Romance + Fantasy = Literary Vandalism

As I struggle to get anything done today, the perky publicist is at me again, this time trying to get me to review something that sounds like it might be one of the worst books ever.

Because I’m not going to read the blasted thing, I won’t give the title or the author’s name: no way anyone will be able to say I gave them a bum steer. Anyhow, what matters is some general principles.

Two unwholesome cliches are basic to this book–which, incidentally, is not self-published.

First, we have the Beautiful Female Police Officer who, it turns out, much to her surprise, is the daughter of a Greek god. Yeah, I guess that’d surprise most people–unless they read a certain kind of squishy, nauseating fantasy. Then they wouldn’t be surprised at all, because this daughter-of-a-pagan-god thing is done to death.

Second, we have her–let me quote it exactly, because there’s no way to paraphrase the bodacious awfulness of this–“saved by the man of her dreams–the tall, dark and sexy vampire named Xen Lyson.”

The publicist goes on to tell us that this author “lives with her husband and their Alpha and Beta children…” What is that? How are these different from regular children?

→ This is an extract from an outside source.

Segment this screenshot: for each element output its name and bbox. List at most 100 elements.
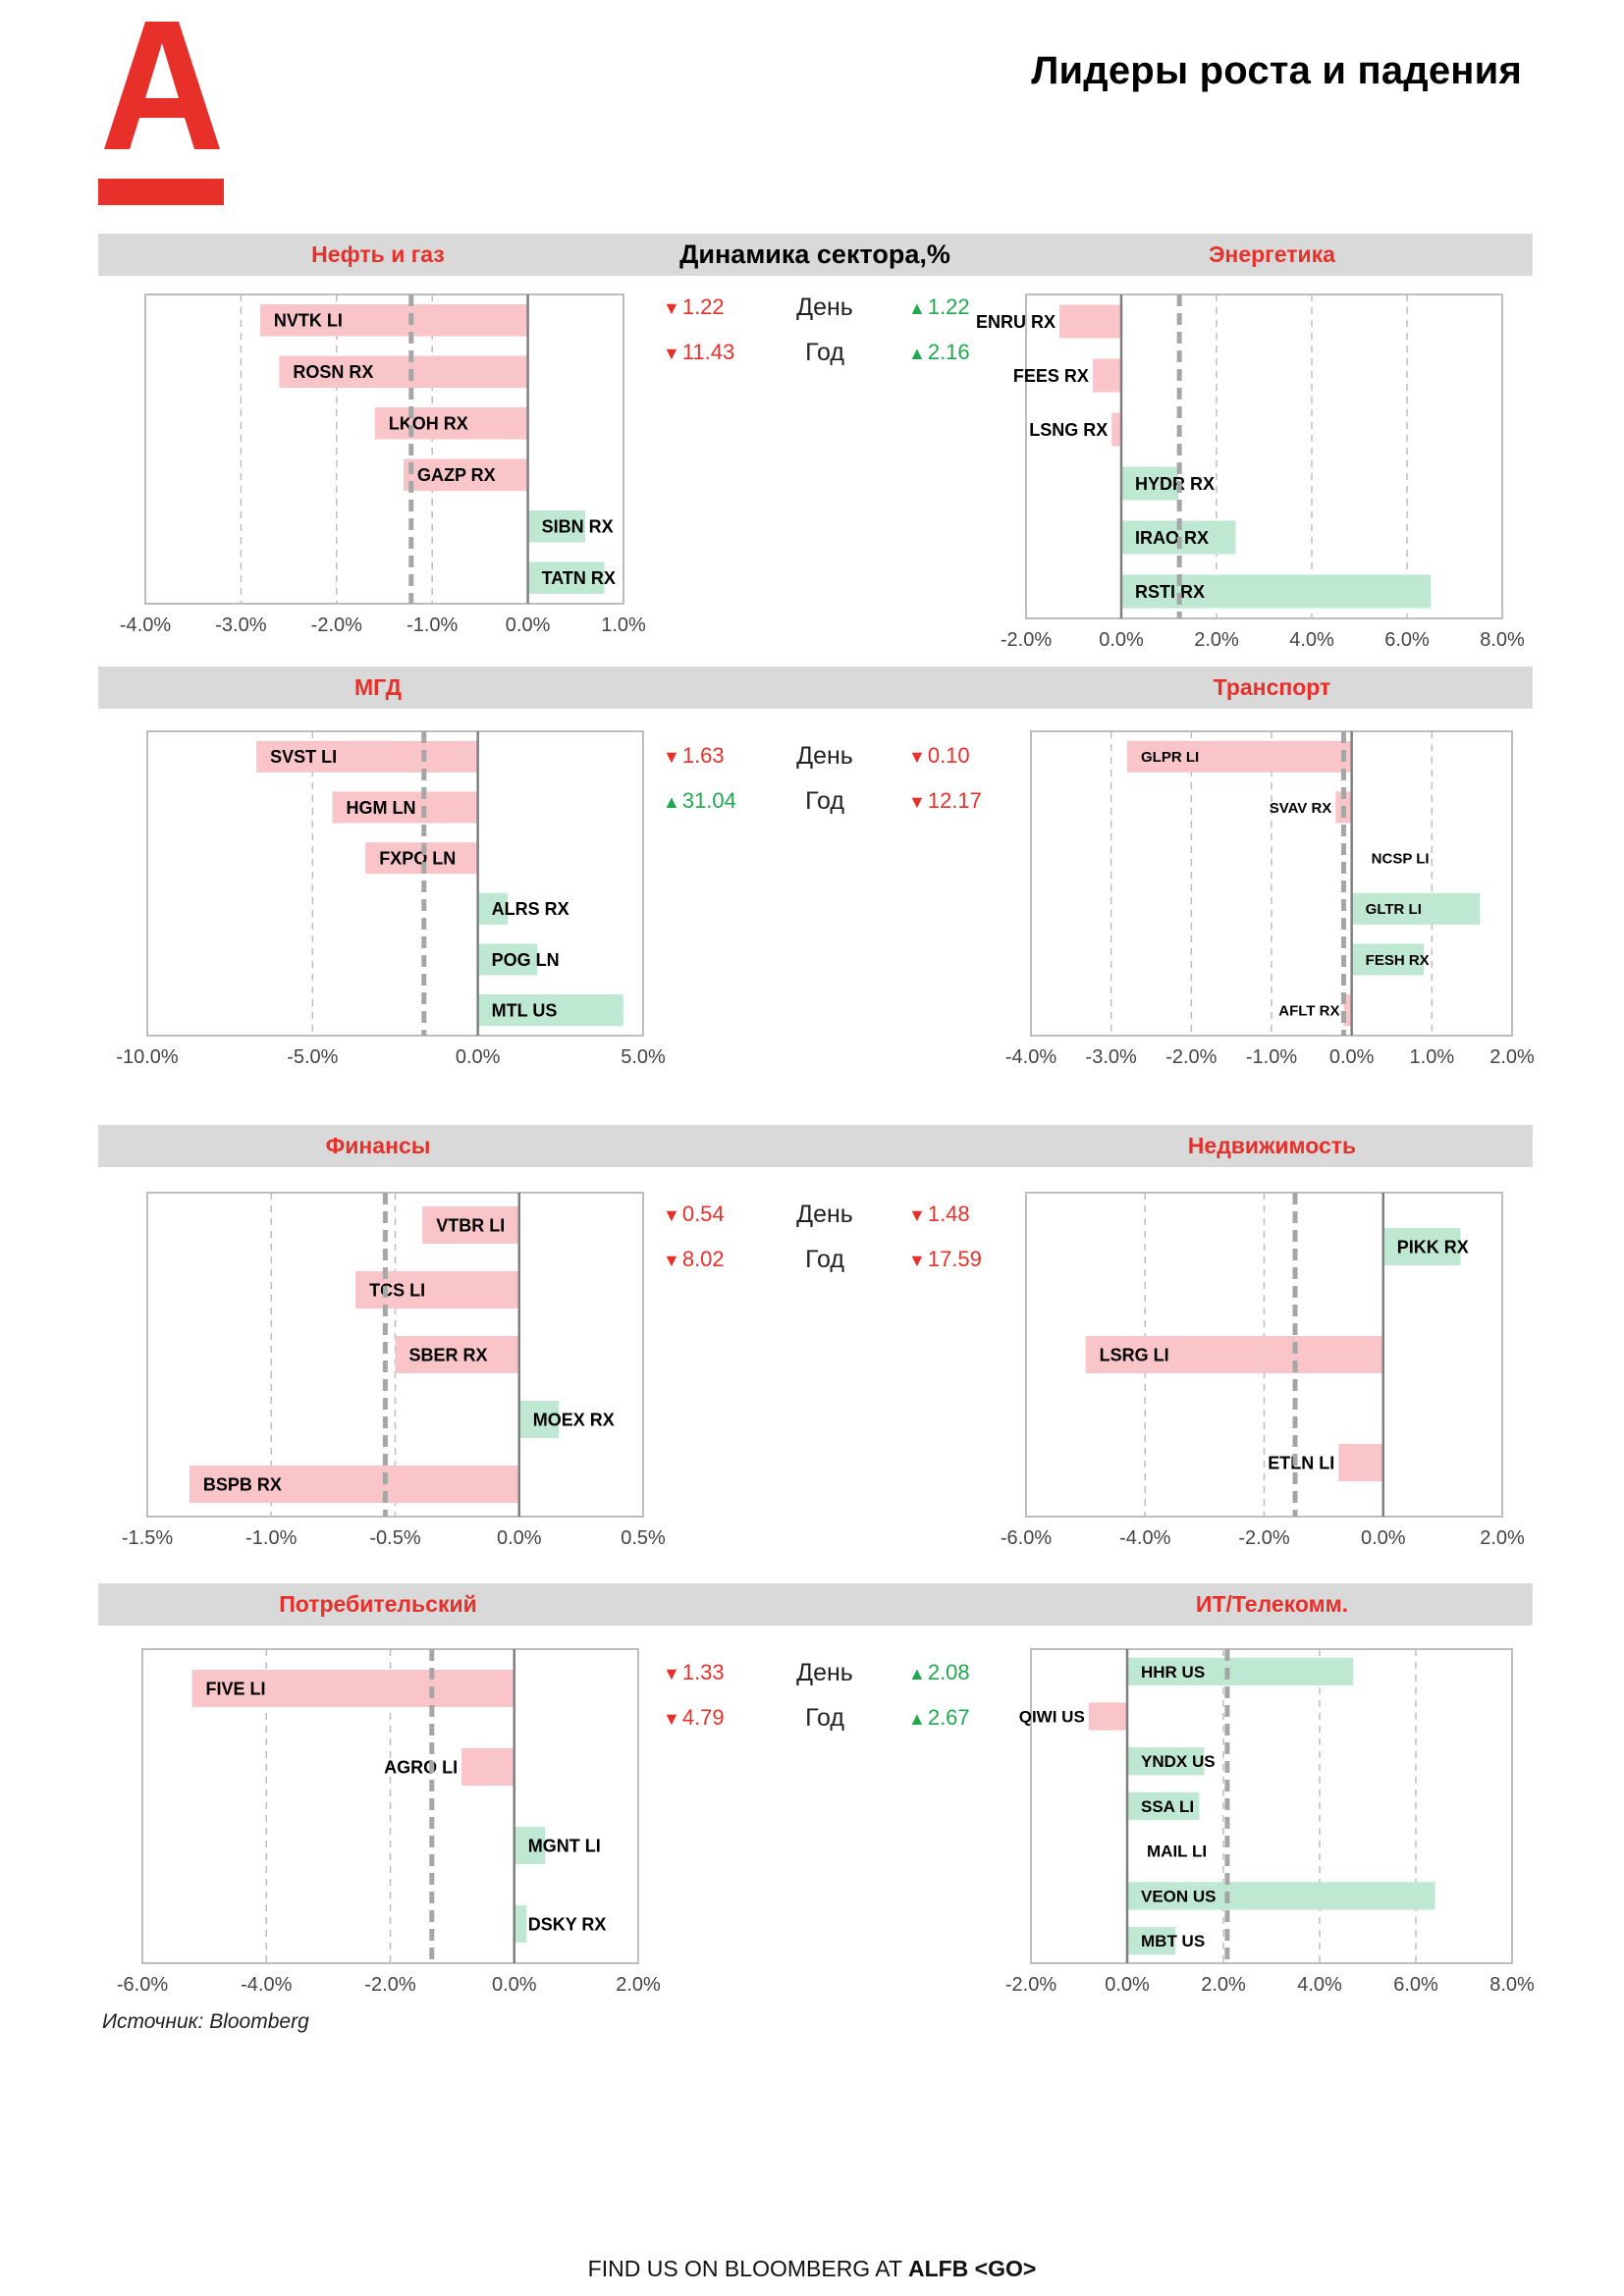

Are these writers and publishers and publicists trying to bury fantasy altogether? Put it out of business? Suffocate it under a mountain of tacky, unwholesome, unoriginal, stale, brainless, tiresome, lubber-headed garbage?

The sexy vampire–it ought to be a flogging offense. There’s a certain kind of romance mind-set, involving sex with entirely unsuitable objects, that totally makes me scheeve. You don’t go far in the romance genre without encountering this. To bring it into fantasy, too, is literary vandalism.